I cannot say enough – I know everyone is tired of hearing this – but wear a face mask! I know people are saying it’s not 100 percent effective, but I hate to tell you: in health care nothing is 100 percent. You can look at it one of two ways. You can wear the mask and reduce the risk of exposing someone else significantly. Or you cannot wear the mask and run the risk of not only exposing it to other people but getting it yourself.

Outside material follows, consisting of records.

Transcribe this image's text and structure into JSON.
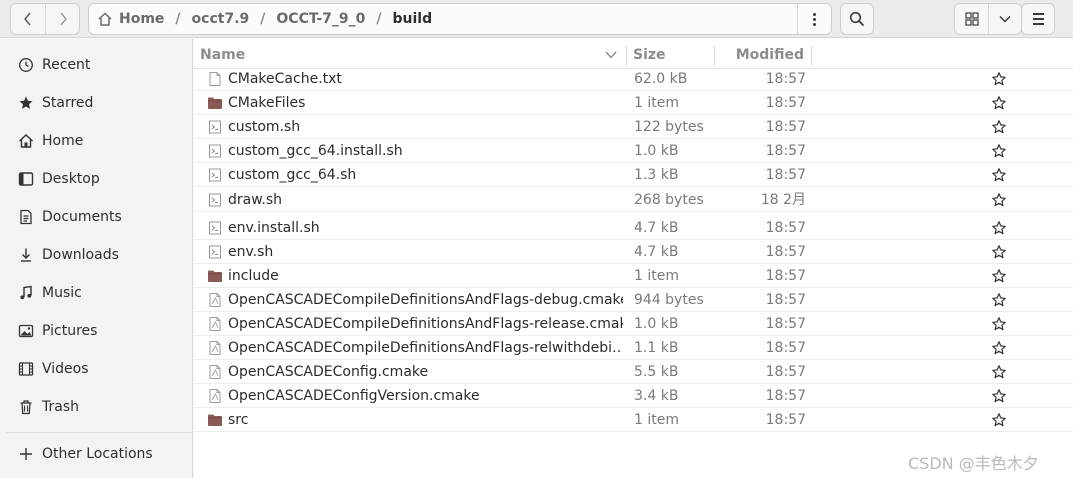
{
  "header": {
    "breadcrumbs": [
      "Home",
      "occt7.9",
      "OCCT-7_9_0",
      "build"
    ],
    "separator": "/"
  },
  "sidebar": {
    "items": [
      {
        "label": "Recent",
        "icon": "clock-icon"
      },
      {
        "label": "Starred",
        "icon": "star-icon"
      },
      {
        "label": "Home",
        "icon": "home-icon"
      },
      {
        "label": "Desktop",
        "icon": "desktop-icon"
      },
      {
        "label": "Documents",
        "icon": "document-icon"
      },
      {
        "label": "Downloads",
        "icon": "download-icon"
      },
      {
        "label": "Music",
        "icon": "music-icon"
      },
      {
        "label": "Pictures",
        "icon": "picture-icon"
      },
      {
        "label": "Videos",
        "icon": "video-icon"
      },
      {
        "label": "Trash",
        "icon": "trash-icon"
      }
    ],
    "other_locations": {
      "label": "Other Locations",
      "icon": "plus-icon"
    }
  },
  "list": {
    "columns": {
      "name": "Name",
      "size": "Size",
      "modified": "Modified"
    },
    "rows": [
      {
        "name": "CMakeCache.txt",
        "size": "62.0 kB",
        "modified": "18:57",
        "type": "text"
      },
      {
        "name": "CMakeFiles",
        "size": "1 item",
        "modified": "18:57",
        "type": "folder"
      },
      {
        "name": "custom.sh",
        "size": "122 bytes",
        "modified": "18:57",
        "type": "script"
      },
      {
        "name": "custom_gcc_64.install.sh",
        "size": "1.0 kB",
        "modified": "18:57",
        "type": "script"
      },
      {
        "name": "custom_gcc_64.sh",
        "size": "1.3 kB",
        "modified": "18:57",
        "type": "script"
      },
      {
        "name": "draw.sh",
        "size": "268 bytes",
        "modified": "18 2月",
        "type": "script"
      },
      {
        "name": "env.install.sh",
        "size": "4.7 kB",
        "modified": "18:57",
        "type": "script"
      },
      {
        "name": "env.sh",
        "size": "4.7 kB",
        "modified": "18:57",
        "type": "script"
      },
      {
        "name": "include",
        "size": "1 item",
        "modified": "18:57",
        "type": "folder"
      },
      {
        "name": "OpenCASCADECompileDefinitionsAndFlags-debug.cmake",
        "size": "944 bytes",
        "modified": "18:57",
        "type": "cmake"
      },
      {
        "name": "OpenCASCADECompileDefinitionsAndFlags-release.cmake",
        "size": "1.0 kB",
        "modified": "18:57",
        "type": "cmake"
      },
      {
        "name": "OpenCASCADECompileDefinitionsAndFlags-relwithdebi…",
        "size": "1.1 kB",
        "modified": "18:57",
        "type": "cmake"
      },
      {
        "name": "OpenCASCADEConfig.cmake",
        "size": "5.5 kB",
        "modified": "18:57",
        "type": "cmake"
      },
      {
        "name": "OpenCASCADEConfigVersion.cmake",
        "size": "3.4 kB",
        "modified": "18:57",
        "type": "cmake"
      },
      {
        "name": "src",
        "size": "1 item",
        "modified": "18:57",
        "type": "folder"
      }
    ]
  },
  "watermark": "CSDN @丰色木夕",
  "colors": {
    "folder": "#8a5a55",
    "accent": "#e95420"
  }
}
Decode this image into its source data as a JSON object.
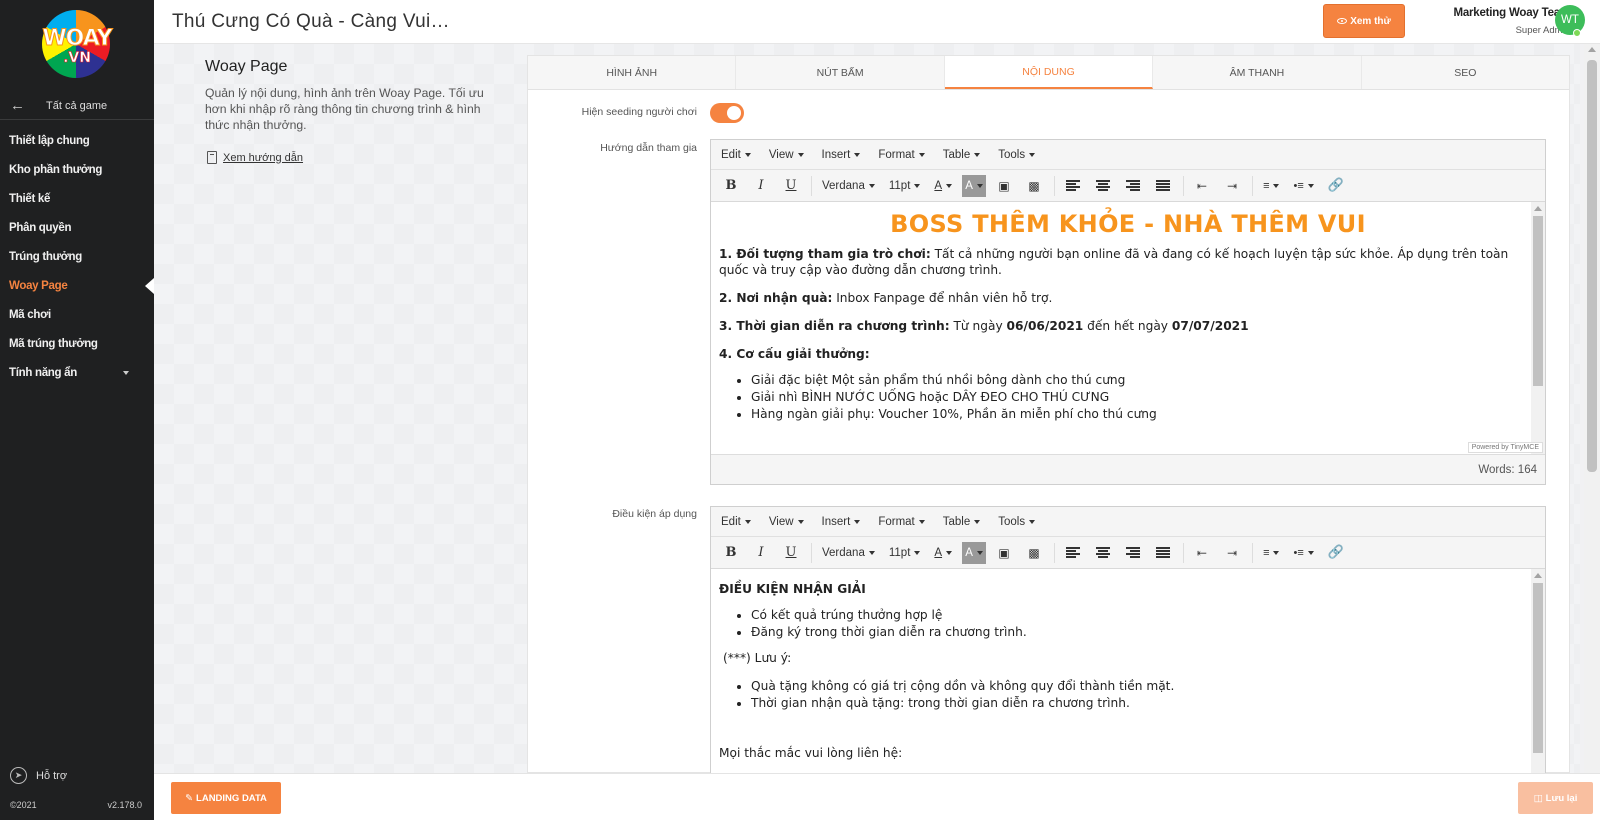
{
  "sidebar": {
    "logo_text": "WOAY",
    "logo_sub": ".VN",
    "back_label": "Tất cả game",
    "items": [
      {
        "label": "Thiết lập chung"
      },
      {
        "label": "Kho phần thưởng"
      },
      {
        "label": "Thiết kế"
      },
      {
        "label": "Phân quyền"
      },
      {
        "label": "Trúng thưởng"
      },
      {
        "label": "Woay Page"
      },
      {
        "label": "Mã chơi"
      },
      {
        "label": "Mã trúng thưởng"
      },
      {
        "label": "Tính năng ẩn"
      }
    ],
    "support_label": "Hỗ trợ",
    "copyright": "©2021",
    "version": "v2.178.0"
  },
  "header": {
    "title": "Thú Cưng Có Quà - Càng Vui…",
    "preview_button": "Xem thử",
    "user_name": "Marketing Woay Team",
    "user_role": "Super Admin",
    "avatar_initials": "WT"
  },
  "intro": {
    "heading": "Woay Page",
    "description": "Quản lý nội dung, hình ảnh trên Woay Page. Tối ưu hơn khi nhập rõ ràng thông tin chương trình & hình thức nhận thưởng.",
    "guide_link": "Xem hướng dẫn"
  },
  "tabs": [
    {
      "label": "HÌNH ẢNH"
    },
    {
      "label": "NÚT BẤM"
    },
    {
      "label": "NỘI DUNG"
    },
    {
      "label": "ÂM THANH"
    },
    {
      "label": "SEO"
    }
  ],
  "seeding": {
    "label": "Hiện seeding người chơi",
    "enabled": true
  },
  "editor_menu": [
    "Edit",
    "View",
    "Insert",
    "Format",
    "Table",
    "Tools"
  ],
  "editor_toolbar": {
    "font": "Verdana",
    "size": "11pt"
  },
  "guide_field": {
    "label": "Hướng dẫn tham gia",
    "doc_title": "BOSS THÊM KHỎE - NHÀ THÊM VUI",
    "p1_bold": "1. Đối tượng tham gia trò chơi:",
    "p1_text": " Tất cả những người bạn online đã và đang có kế hoạch luyện tập sức khỏe. Áp dụng trên toàn quốc và truy cập vào đường dẫn chương trình.",
    "p2_bold": "2. Nơi nhận quà:",
    "p2_text": " Inbox Fanpage để nhân viên hỗ trợ.",
    "p3_bold": "3. Thời gian diễn ra chương trình:",
    "p3_text1": " Từ ngày ",
    "p3_date1": "06/06/2021",
    "p3_text2": " đến hết ngày ",
    "p3_date2": "07/07/2021",
    "p4_bold": "4. Cơ cấu giải thưởng:",
    "prizes": [
      "Giải đặc biệt Một sản phẩm thú nhồi bông dành cho thú cưng",
      "Giải nhì BÌNH NƯỚC UỐNG hoặc DÂY ĐEO CHO THÚ CƯNG",
      "Hàng ngàn giải phụ: Voucher 10%, Phần ăn miễn phí cho thú cưng"
    ],
    "powered": "Powered by TinyMCE",
    "words": "Words: 164"
  },
  "condition_field": {
    "label": "Điều kiện áp dụng",
    "heading": "ĐIỀU KIỆN NHẬN GIẢI",
    "items": [
      "Có kết quả trúng thưởng hợp lệ",
      "Đăng ký trong thời gian diễn ra chương trình."
    ],
    "note": "(***) Lưu ý:",
    "notes": [
      "Quà tặng không có giá trị cộng dồn và không quy đổi thành tiền mặt.",
      "Thời gian nhận quà tặng: trong thời gian diễn ra chương trình."
    ],
    "contact": "Mọi thắc mắc vui lòng liên hệ:"
  },
  "footer": {
    "landing_button": "LANDING DATA",
    "save_button": "Lưu lại"
  },
  "colors": {
    "accent": "#f58340",
    "sidebar": "#1f2021",
    "title_orange": "#f7941d"
  }
}
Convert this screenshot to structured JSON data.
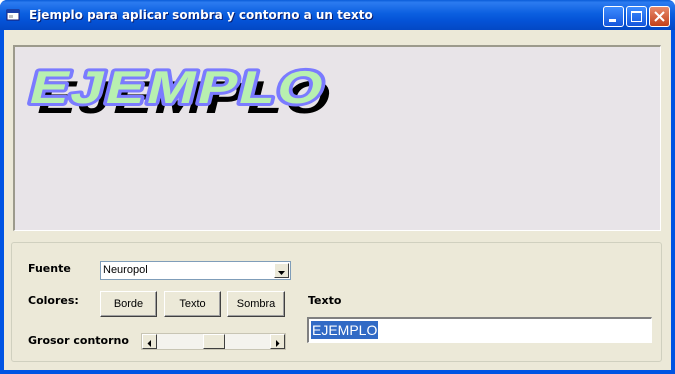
{
  "window": {
    "title": "Ejemplo para aplicar sombra y contorno a un texto",
    "app_icon": "vb-form-icon",
    "controls": [
      "minimize-icon",
      "maximize-icon",
      "close-icon"
    ]
  },
  "preview": {
    "text": "EJEMPLO",
    "fill_color": "#b8f0b0",
    "outline_color": "#7b7bff",
    "shadow_color": "#000000",
    "background": "#e8e4e8"
  },
  "form": {
    "font_label": "Fuente",
    "font_value": "Neuropol",
    "colors_label": "Colores:",
    "buttons": {
      "border": "Borde",
      "text": "Texto",
      "shadow": "Sombra"
    },
    "text_label": "Texto",
    "text_value": "EJEMPLO",
    "outline_label": "Grosor contorno",
    "outline_level": 0.5
  },
  "colors": {
    "titlebar": "#0054e3",
    "client": "#ece9d8",
    "selection": "#316ac5"
  }
}
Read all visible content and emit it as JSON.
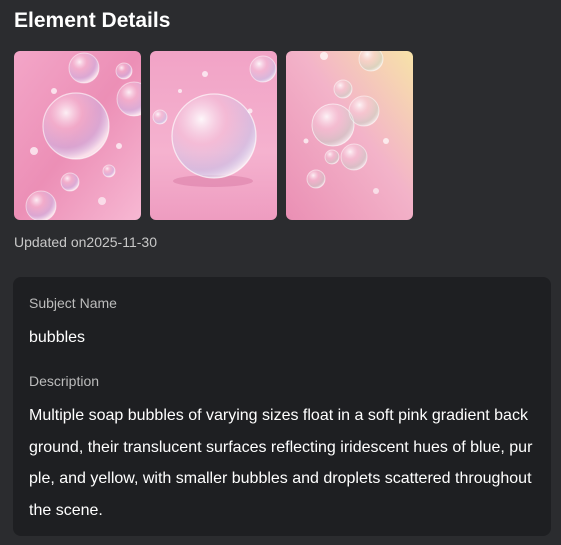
{
  "panel": {
    "title": "Element Details",
    "updated_label": "Updated on",
    "updated_date": "2025-11-30",
    "images": [
      {
        "icon": "bubbles-image-1"
      },
      {
        "icon": "bubbles-image-2"
      },
      {
        "icon": "bubbles-image-3"
      }
    ]
  },
  "details": {
    "subject_label": "Subject Name",
    "subject_value": "bubbles",
    "description_label": "Description",
    "description_value": "Multiple soap bubbles of varying sizes float in a soft pink gradient background, their translucent surfaces reflecting iridescent hues of blue, purple, and yellow, with smaller bubbles and droplets scattered throughout the scene."
  },
  "colors": {
    "background": "#2b2c2f",
    "card": "#1e1f22",
    "text_primary": "#ffffff",
    "text_secondary": "#bcbcbc"
  }
}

As far as policy from the standpoint of nurse practitioners, I have to give kudos to all of the nurse practitioners out there -- in the hospital setting, in clinics, and in primary care -- for doing what they’re doing during this time. It’s amazing to see our community of NPs. I think it’s time for policymakers to look at how the nursing profession, including APRNs, has stepped up during this critical time to meet the needs of patients, patients who otherwise may not have received care. We are really filling in those gaps – it’s undeniable how we are filling those gaps. We’re seeing disparities in healthcare from this pandemic that are just glowing at us, and now is the time to do something about it. Nurse Practitioners represent the most viable option to be able to do something about this problem and care for patients with these disparities. One of the big things that is hindering us at this time is not being able to practice to our full scope. So I would just encourage policymakers to look at what nurse practitioners are doing. There are a lot of areas in this state that need more health care providers, and nurse practitioners are answering that need. We’ve done it throughout this pandemic, we did it before the pandemic, and we’re capable of doing it after the pandemic. Let us move forward and do what is needed to care for patients.